Upper Bound Error for Expectation Approximation?

arbab61

New Member
Dear all,

I have a problem for the past few weeks and couldn't find the answer in the books or in the internet. I know that in general:
E(g(X1, X2, ...)) is not equal to g(E(x1), E(X2) ,...) where E() is the expectation operator and g() is a function. For example E(XY) is not equal to E(X)E(Y) and we are tolerating an error of Cov(XY) by this approximation. What is the error in general case I described above? I am forced to use such an approximation in a problem and I want to know how much error I am committing. I really appreciate your help and suggestions, I am really stuck!

Best Regards,
Mohammad

Dason

Ambassador to the humans
Cov(X, Y) = E[XY] - E[X]E[Y]

so

E[XY] = E[X]E[Y] + Cov(X,Y)

there is no theoretical upper limit to the covariance without using additional information so I'm not sure where else there is to go from there.

arbab61

New Member
Thanks for the response. What I mean is that if approximate E[XY] with E[X]E[Y] I am tolerating an error of Cov(X,Y) (based on equation you provided). My question is about the general case of E[g(X1, X2, ...)]. What is the error of we approximate it with g(E(X1), E(X2), ...) ?

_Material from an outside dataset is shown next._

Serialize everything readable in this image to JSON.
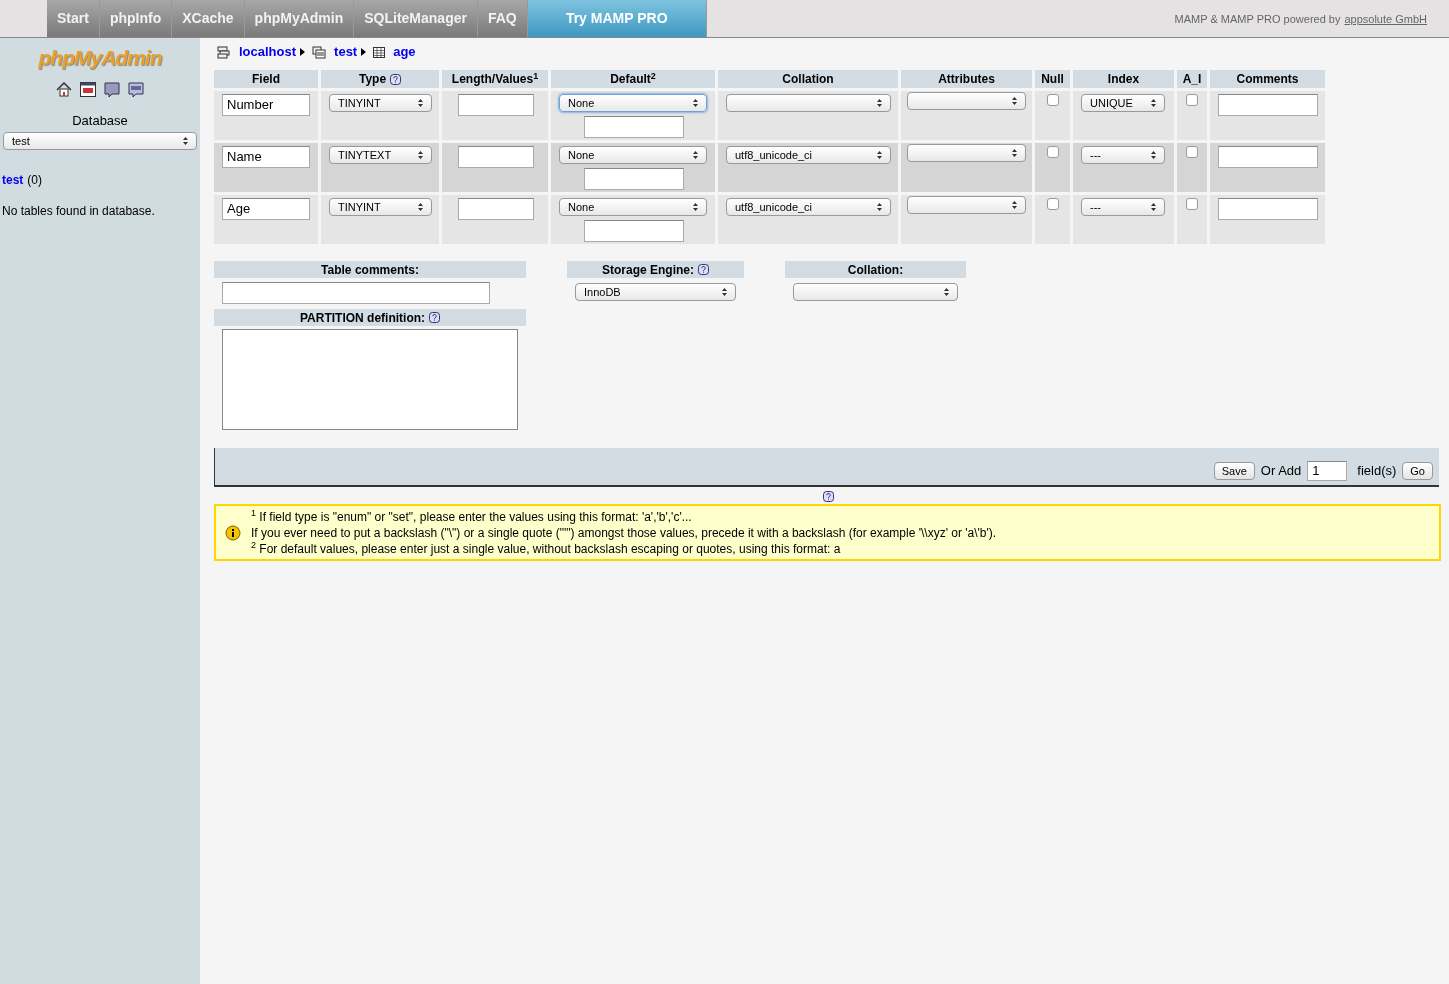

Cov(X, Y) = E[XY] - E[X]E[Y]

so

E[XY] = E[X]E[Y] + Cov(X,Y)

there is no theoretical upper limit to the covariance without using additional information so I'm not sure where else there is to go from there.

Dason

Ambassador to the humans
Do you want to keep it completely general or do you know anything else about g?

arbab61

New Member
It is interesting in general to know the answer but in my particular problem I have:
E[XY/Z] and I want to approximate it with E[X]E[Y]/E[Z] since there is no way to simplify XY/Z and make the expectation in a closed form. So in my problem g(X,Y,Z)=XY/Z.

Dason

Ambassador to the humans
What do you know about X, Y, Z? Are there any distributional assumptions you make? Are you assuming any independence?

arbab61

New Member
X and Y can be assumed to be independent. But other relationships are dependent.

arbab61

New Member
Thank you so much. I'll try it.

Maybe you can try Taylor Expansion

http://en.wikipedia.org/wiki/Taylor_expansions_for_the_moments_of_functions_of_random_variables

I am very sure the exact assumption behind the method (e.g. does it require $$g$$ to be an analytic function)

When it holds, you are just like doing the 0th order approximation for the expectation and you may try to give a bound for the remainder terms. I just doubt this method cannot be applied to very general distribution.